On Fri, May 22, 2009 at 09:17:03AM -0400, Adam Maas scripsit:
> On Fri, May 22, 2009 at 8:39 AM, Graydon <o...@uniserve.com> wrote:
> > On Fri, May 22, 2009 at 02:44:04AM -0400, JC OConnell scripsit:
> >> Im not talking about the current or near future lenses,
> >> Im talking about the long run. It only makes sense that
> >> things that can be corrected in the body rather than
> >> with optics may be cheaper way to go but you would have
> >> to use new bodies only with those optically uncorrected lenses.
> > [434 lines, snipped]
> >
> > Computationally correcting the optics will be expensive in terms of time
> > for the camera to perform the processing (several seconds); the lens
> > reviews will be harsh, so going first on this would be bad for sales;
> > the ability to correct computationally will depend on *higher* quality
> > control standards in manufacture, since the information provided on each
> > lens will have to be very accurate or you're just having the camera
> > apply funky blur.
> >
> > I don't think there's an economic win in there anywhere.  Computational
> > correction makes a lot of sense for those cases where the optical design
> > can't manage to get things precisely right, either because it's a kit
> > lens or no one wants a 10 k USD 12mm Ltd. so they didn't make it.
> 
> Note both Panasonic and Hasselblad are already doing this. In
> Panasonic's case, without any noticeable hit to processing speed.
> 
> Panny's choice to do this comes primarily down to getting the most
> lens possible in a compact package. They're choosing speed and
> resolution over distortion correction and fixing the latter in-camera
> (or at the RAW conversion stage). This is what let them do the
> 24-60mm-e f2-f2.8 zoom in the LX3 and allowed the G Vario 14-45 OIS
> for the G1 to be so small and still contain IS.
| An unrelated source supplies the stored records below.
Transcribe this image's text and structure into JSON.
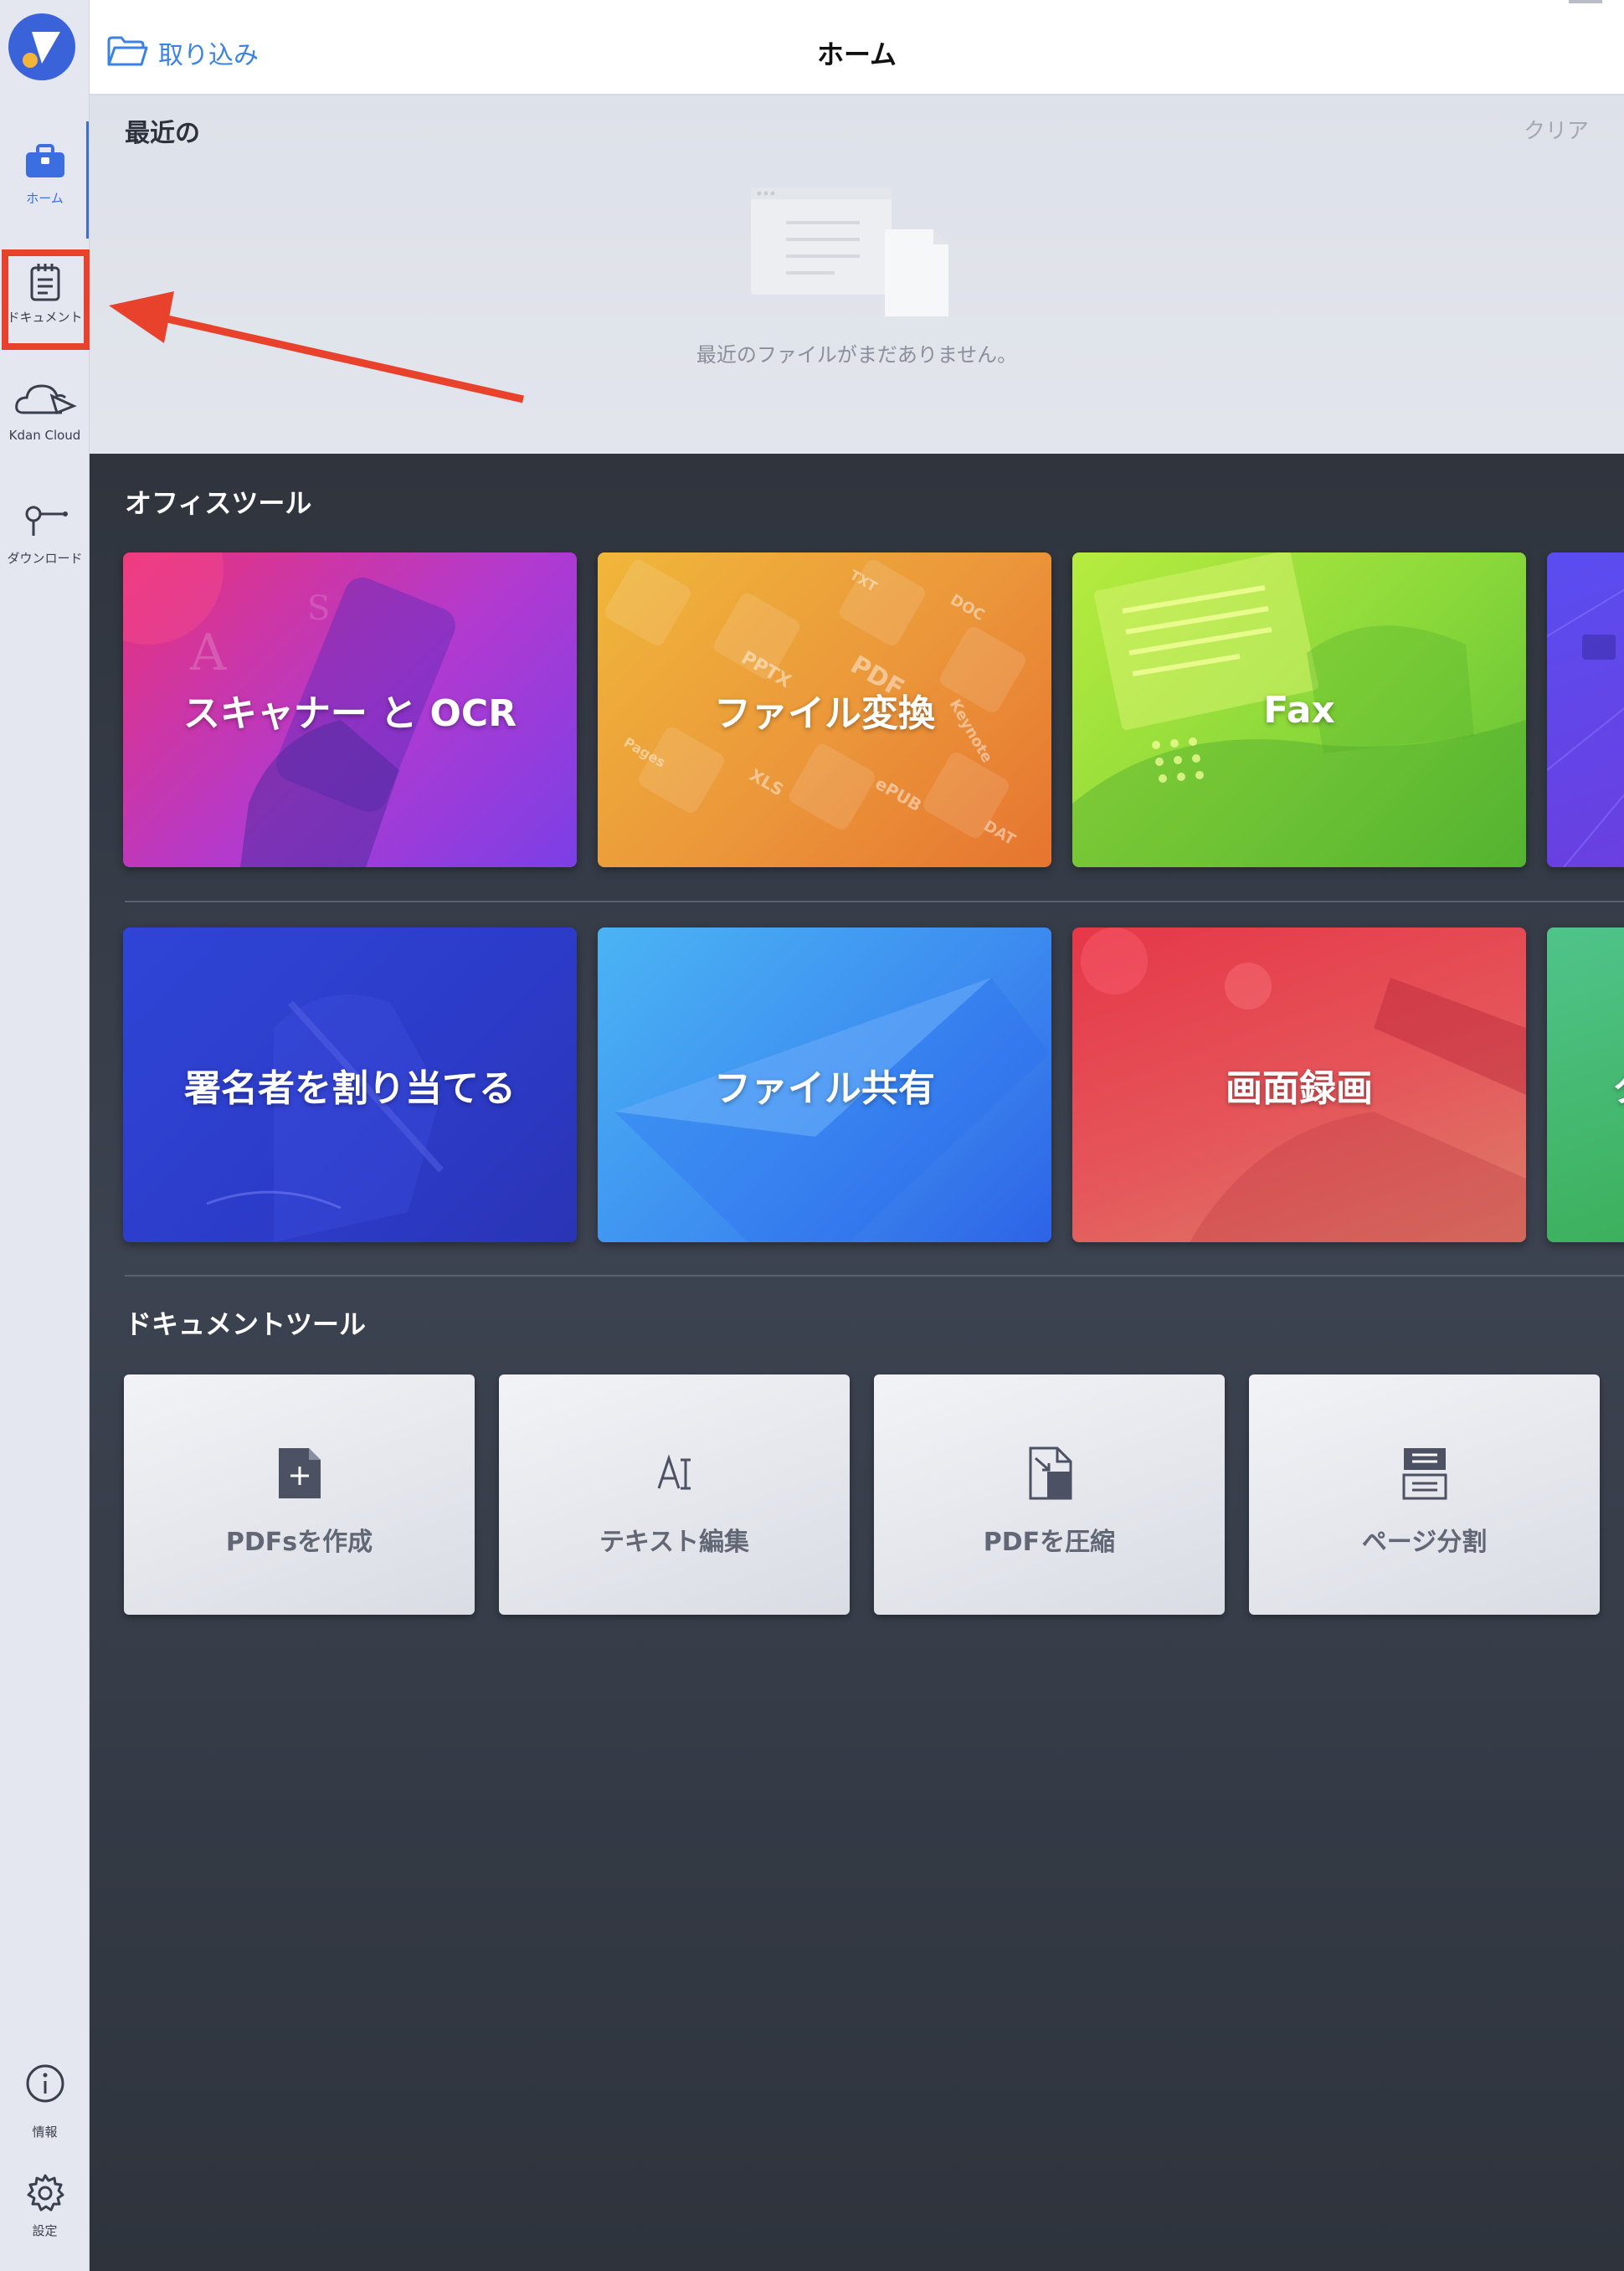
{
  "sidebar": {
    "items": [
      {
        "label": "ホーム",
        "icon": "toolbox-icon"
      },
      {
        "label": "ドキュメント",
        "icon": "document-icon"
      },
      {
        "label": "Kdan Cloud",
        "icon": "cloud-icon"
      },
      {
        "label": "ダウンロード",
        "icon": "download-icon"
      }
    ],
    "bottom": [
      {
        "label": "情報",
        "icon": "info-icon"
      },
      {
        "label": "設定",
        "icon": "gear-icon"
      }
    ]
  },
  "header": {
    "import_label": "取り込み",
    "title": "ホーム"
  },
  "recent": {
    "title": "最近の",
    "clear_label": "クリア",
    "empty_message": "最近のファイルがまだありません。"
  },
  "office_tools": {
    "title": "オフィスツール",
    "row1": [
      "スキャナー と OCR",
      "ファイル変換",
      "Fax"
    ],
    "row2": [
      "署名者を割り当てる",
      "ファイル共有",
      "画面録画",
      "タ"
    ]
  },
  "document_tools": {
    "title": "ドキュメントツール",
    "items": [
      "PDFsを作成",
      "テキスト編集",
      "PDFを圧縮",
      "ページ分割"
    ]
  },
  "conversion_tags": [
    "PPTX",
    "PDF",
    "XLS",
    "ePUB",
    "DOC",
    "Keynote",
    "Pages",
    "DAT",
    "TXT"
  ],
  "colors": {
    "accent": "#3b6ee0",
    "highlight": "#e8412c"
  }
}
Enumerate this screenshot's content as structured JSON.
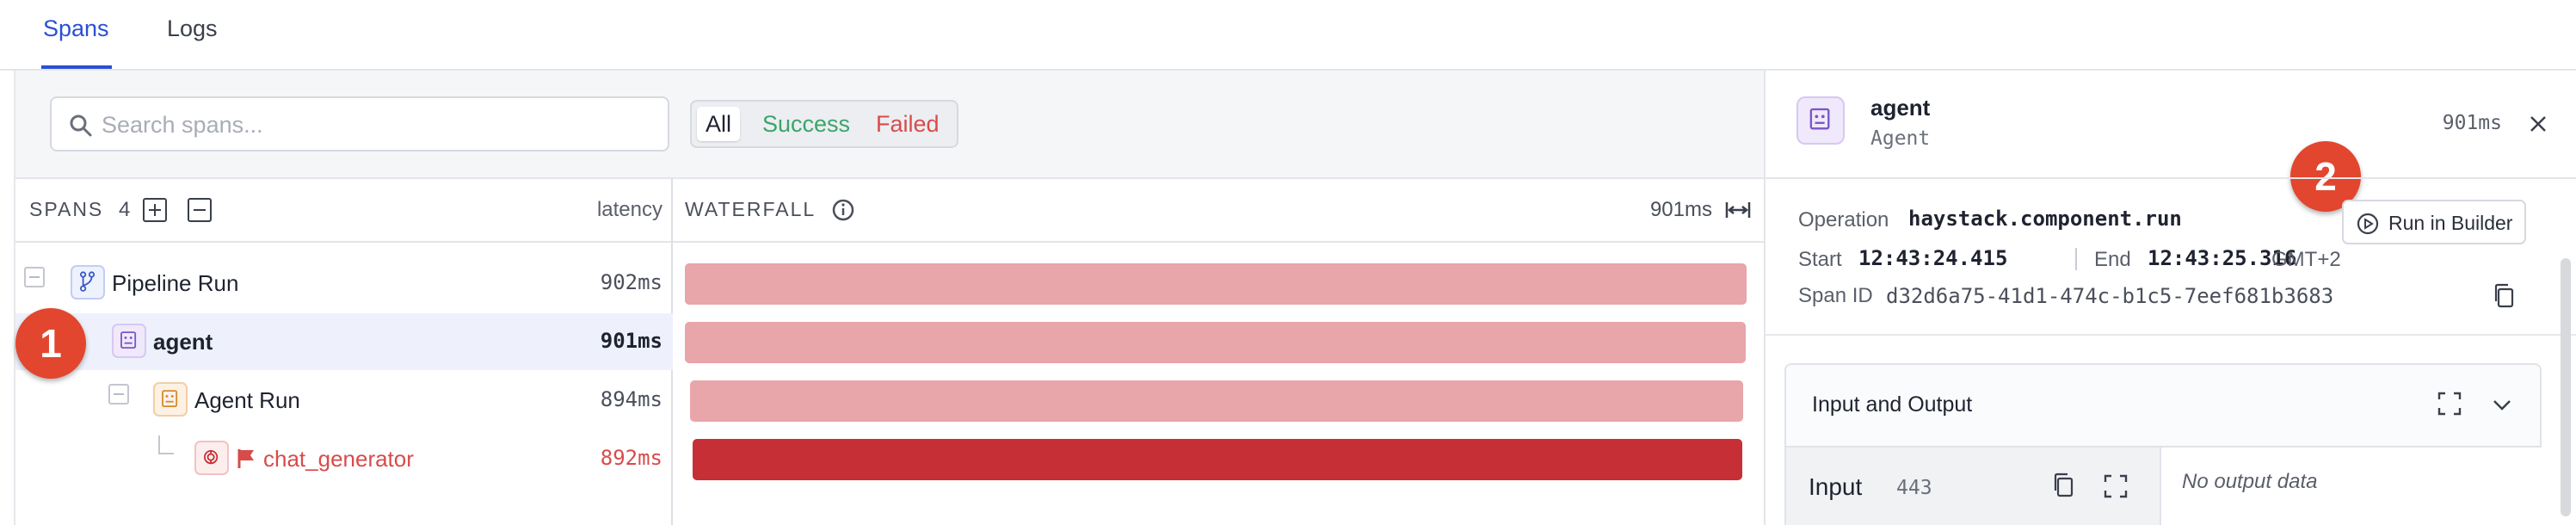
{
  "tabs": {
    "spans": "Spans",
    "logs": "Logs"
  },
  "filter": {
    "search_placeholder": "Search spans...",
    "all": "All",
    "success": "Success",
    "failed": "Failed"
  },
  "spans_panel": {
    "title": "SPANS",
    "count": "4",
    "latency_label": "latency"
  },
  "waterfall": {
    "title": "WATERFALL",
    "total_duration": "901ms"
  },
  "rows": [
    {
      "name": "Pipeline Run",
      "latency": "902ms",
      "status": "success",
      "bar_start": 0.0,
      "bar_end": 1.0
    },
    {
      "name": "agent",
      "latency": "901ms",
      "status": "success",
      "selected": true,
      "bar_start": 0.0,
      "bar_end": 0.999
    },
    {
      "name": "Agent Run",
      "latency": "894ms",
      "status": "success",
      "bar_start": 0.005,
      "bar_end": 0.997
    },
    {
      "name": "chat_generator",
      "latency": "892ms",
      "status": "failed",
      "bar_start": 0.007,
      "bar_end": 0.996
    }
  ],
  "markers": {
    "one": "1",
    "two": "2"
  },
  "detail": {
    "title": "agent",
    "subtitle": "Agent",
    "duration": "901ms",
    "operation_label": "Operation",
    "operation_value": "haystack.component.run",
    "run_in_builder": "Run in Builder",
    "start_label": "Start",
    "start_value": "12:43:24.415",
    "end_label": "End",
    "end_value": "12:43:25.316",
    "timezone": "GMT+2",
    "span_id_label": "Span ID",
    "span_id_value": "d32d6a75-41d1-474c-b1c5-7eef681b3683",
    "io_title": "Input and Output",
    "input_title": "Input",
    "input_count": "443",
    "output_empty": "No output data"
  },
  "colors": {
    "accent": "#2a4fd6",
    "success_bar": "#e8a5aa",
    "failed_bar": "#c62f35",
    "failed_text": "#d84b4b",
    "marker": "#e2462e"
  },
  "icons": [
    "search-icon",
    "expand-all-icon",
    "collapse-all-icon",
    "info-icon",
    "fit-width-icon",
    "branch-icon",
    "agent-icon",
    "agent-run-icon",
    "openai-icon",
    "flag-icon",
    "close-icon",
    "play-icon",
    "copy-icon",
    "expand-icon",
    "chevron-down-icon"
  ]
}
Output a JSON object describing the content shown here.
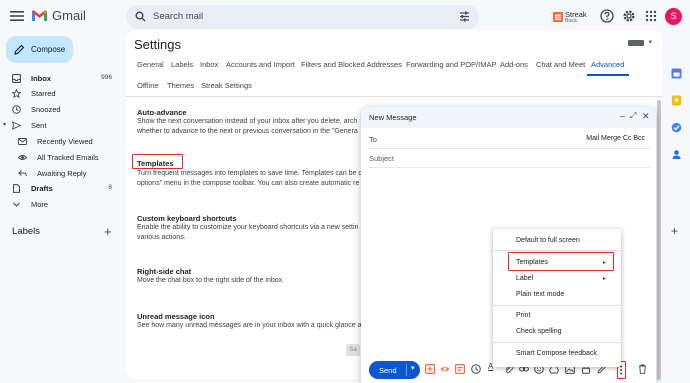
{
  "header": {
    "app_name": "Gmail",
    "search_placeholder": "Search mail",
    "streak_name": "Streak",
    "streak_sub": "Basic",
    "avatar_letter": "S"
  },
  "sidebar": {
    "compose_label": "Compose",
    "items": [
      {
        "label": "Inbox",
        "count": "996",
        "bold": true
      },
      {
        "label": "Starred"
      },
      {
        "label": "Snoozed"
      },
      {
        "label": "Sent"
      },
      {
        "label": "Recently Viewed"
      },
      {
        "label": "All Tracked Emails"
      },
      {
        "label": "Awaiting Reply"
      },
      {
        "label": "Drafts",
        "count": "8",
        "bold": true
      },
      {
        "label": "More"
      }
    ],
    "labels_title": "Labels",
    "labels_add": "+"
  },
  "settings": {
    "title": "Settings",
    "tabs_row1": [
      "General",
      "Labels",
      "Inbox",
      "Accounts and Import",
      "Filters and Blocked Addresses",
      "Forwarding and POP/IMAP",
      "Add-ons",
      "Chat and Meet",
      "Advanced"
    ],
    "tabs_row2": [
      "Offline",
      "Themes",
      "Streak Settings"
    ],
    "active_tab": "Advanced",
    "sections": [
      {
        "title": "Auto-advance",
        "body": [
          "Show the next conversation instead of your inbox after you delete, arch",
          "whether to advance to the next or previous conversation in the \"Genera"
        ]
      },
      {
        "title": "Templates",
        "body": [
          "Turn frequent messages into templates to save time. Templates can be c",
          "options\" menu in the compose toolbar. You can also create automatic re"
        ]
      },
      {
        "title": "Custom keyboard shortcuts",
        "body": [
          "Enable the ability to customize your keyboard shortcuts via a new settin",
          "various actions."
        ]
      },
      {
        "title": "Right-side chat",
        "body": [
          "Move the chat box to the right side of the inbox."
        ]
      },
      {
        "title": "Unread message icon",
        "body": [
          "See how many unread messages are in your inbox with a quick glance a"
        ]
      }
    ],
    "save_partial": "Sa"
  },
  "compose_window": {
    "title": "New Message",
    "to_label": "To",
    "to_extras": "Mail Merge  Cc  Bcc",
    "subject_placeholder": "Subject",
    "send_label": "Send"
  },
  "more_menu": {
    "items": [
      "Default to full screen",
      "Templates",
      "Label",
      "Plain text mode",
      "Print",
      "Check spelling",
      "Smart Compose feedback"
    ]
  },
  "colors": {
    "accent_blue": "#0b57d0",
    "compose_bg": "#c2e7ff",
    "highlight_red": "#d93025",
    "gmail_red": "#ea4335",
    "avatar_pink": "#e8175d",
    "streak_orange": "#f26c3d"
  },
  "icons": [
    "menu-icon",
    "gmail-logo-icon",
    "search-icon",
    "tune-icon",
    "streak-icon",
    "help-icon",
    "settings-gear-icon",
    "apps-grid-icon",
    "pencil-icon",
    "inbox-icon",
    "star-icon",
    "clock-icon",
    "send-icon",
    "envelope-icon",
    "eye-icon",
    "reply-icon",
    "draft-icon",
    "chevron-down-icon",
    "calendar-icon",
    "keep-icon",
    "tasks-icon",
    "contacts-icon",
    "minimize-icon",
    "pop-out-icon",
    "close-icon",
    "more-vert-icon",
    "trash-icon"
  ]
}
Note that the LX3 is a fixed lens; they can (don't know if they are, but
they can) do the correction in hardware, rather than having to do it in
software.

For fixed lenses, this technique is obviously a good one; you can make
sure the individual camera+lens works to spec and it will stay that way,
plus you can build your correction circuitry into hardware and have it
not be the rate limiting step.

For interchangeable lenses, I suspect the value of the technique depends
on how close the image you're starting with is; the results from a lot
of astronomy effectively synthesize the existence of a lens, for
instance, and while effective and useful it's not likely to catch on in
hand-held devices.

So while I expect to see more of this, I *don't* expect to see glass
being removed from lenses because it's cheaper to fix in it processing.